One more thing we’ll do while we’re here: the business has a North West division and a South East division.  To see how these divisions have performed, we need to group the stores:

  • Highlight the North and West rows of the table (hold the CTRL key down to select non-contiguous ranges)
  • Right click and select ‘Group…’ in Excel 2007 or ‘Group and Show Detail’ -> ‘Group’ in earlier versions
  • The items have been grouped and we have a new, second data field in the Row Area, ‘Store2’ and a ‘Group 1’ grouping:
Example PivotTable 4
  • Right clicking on ‘Store2’, we can click on ‘Field Settings…’ and change the name in the dialog box to ‘Division’ and click ‘OK’
  • Left click on the cell containing ‘Group1’
  • Go to the Formula bar and change the label to ‘North West Division’
  • Repeat the process for the South East Division
Example PivotTable 5
  • This can be collapsed by double clicking on the cell containing the grouping description in all versions or selecting the ‘+’ or ‘-’ symbol in Excel 2007:
Example PivotTable 6

Just an Introduction…

This article was intended only as an introduction to PivotTables – there is plenty more you can do with them.

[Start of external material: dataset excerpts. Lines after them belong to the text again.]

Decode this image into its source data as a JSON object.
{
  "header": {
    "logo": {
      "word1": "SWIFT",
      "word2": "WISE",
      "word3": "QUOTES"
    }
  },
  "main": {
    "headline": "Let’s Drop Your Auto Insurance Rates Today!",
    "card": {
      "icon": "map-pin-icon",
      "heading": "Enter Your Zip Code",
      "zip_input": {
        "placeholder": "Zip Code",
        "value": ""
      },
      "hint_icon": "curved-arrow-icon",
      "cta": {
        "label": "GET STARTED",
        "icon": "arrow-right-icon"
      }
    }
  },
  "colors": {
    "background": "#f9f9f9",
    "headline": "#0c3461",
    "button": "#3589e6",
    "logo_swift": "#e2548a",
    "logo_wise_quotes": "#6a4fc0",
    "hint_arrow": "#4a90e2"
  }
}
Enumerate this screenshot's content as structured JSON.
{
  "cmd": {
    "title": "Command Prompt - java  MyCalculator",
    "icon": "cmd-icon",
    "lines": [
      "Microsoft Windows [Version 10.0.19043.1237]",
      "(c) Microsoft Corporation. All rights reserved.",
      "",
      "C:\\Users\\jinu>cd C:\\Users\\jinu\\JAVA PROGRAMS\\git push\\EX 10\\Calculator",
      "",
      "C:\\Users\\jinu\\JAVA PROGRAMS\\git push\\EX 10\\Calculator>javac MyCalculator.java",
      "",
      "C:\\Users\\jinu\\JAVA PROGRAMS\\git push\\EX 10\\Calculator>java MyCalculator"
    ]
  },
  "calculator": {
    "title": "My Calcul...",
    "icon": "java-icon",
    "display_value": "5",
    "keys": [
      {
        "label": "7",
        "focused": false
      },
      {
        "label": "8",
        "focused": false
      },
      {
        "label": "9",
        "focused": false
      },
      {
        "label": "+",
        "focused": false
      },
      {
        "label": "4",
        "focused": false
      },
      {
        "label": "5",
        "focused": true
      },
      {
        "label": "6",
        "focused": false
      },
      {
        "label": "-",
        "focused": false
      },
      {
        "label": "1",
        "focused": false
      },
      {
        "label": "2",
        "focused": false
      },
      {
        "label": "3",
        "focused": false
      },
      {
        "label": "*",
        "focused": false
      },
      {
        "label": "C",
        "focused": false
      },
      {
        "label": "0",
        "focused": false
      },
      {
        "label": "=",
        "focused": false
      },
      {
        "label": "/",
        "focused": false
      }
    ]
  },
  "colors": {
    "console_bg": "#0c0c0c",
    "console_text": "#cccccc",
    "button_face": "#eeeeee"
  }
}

For example:

  • The PivotTable Options are well worth playing with (Excel 2007, on the Ribbon; earlier versions: from the PivotTable toolbar, choose PivotTable -> Table Options…).  It doesn’t take long to spot:

    • How to give the pivot table a name
    • Adding / removing totals
    • Preserving formatting
    • Merge labels

  • Data can be brought in from more than one source
  • The idea can be extended to pivot charts
  • Excel 2007 allows even greater functionality, such as 64 levels of sorting rather than 3, more rows and columns and colouring the pivot table more ‘prettily’.

Handle With Care

  • I mentioned pivot tables were ‘semi-dynamic’ earlier.  Pivot tables do not automatically update, i.e. if you change the source data, the data in the pivot table does not automatically recalculate (F9 doesn’t work here).  In earlier versions of Excel, if you have more than one pivot table, each pivot table has to be selected and then the refresh icon clicked on the PivotTable toolbar, or PivotTable -> Refresh Data.  This is quite cumbersome.  However, in Excel 2007, you can refresh them all (in the Ribbon, on the PivotTable Tools Options tab, select the Refresh icon in the ‘Data’ section and choose ‘Refresh All”).
  • PivotTables can play havoc with underlying worksheet formats (see this example, I have deliberately set it up so that the underlying grey background keeps disappearing)
  • The Calculated Fields calculations do not always work as intended, especially with ‘*’ and ‘/’: it is a case of “suck it and see”
  • Get it right though and a pivot table can provide useful analyses that would take half a day to write as a formula (and about the same time for Excel to calculate…).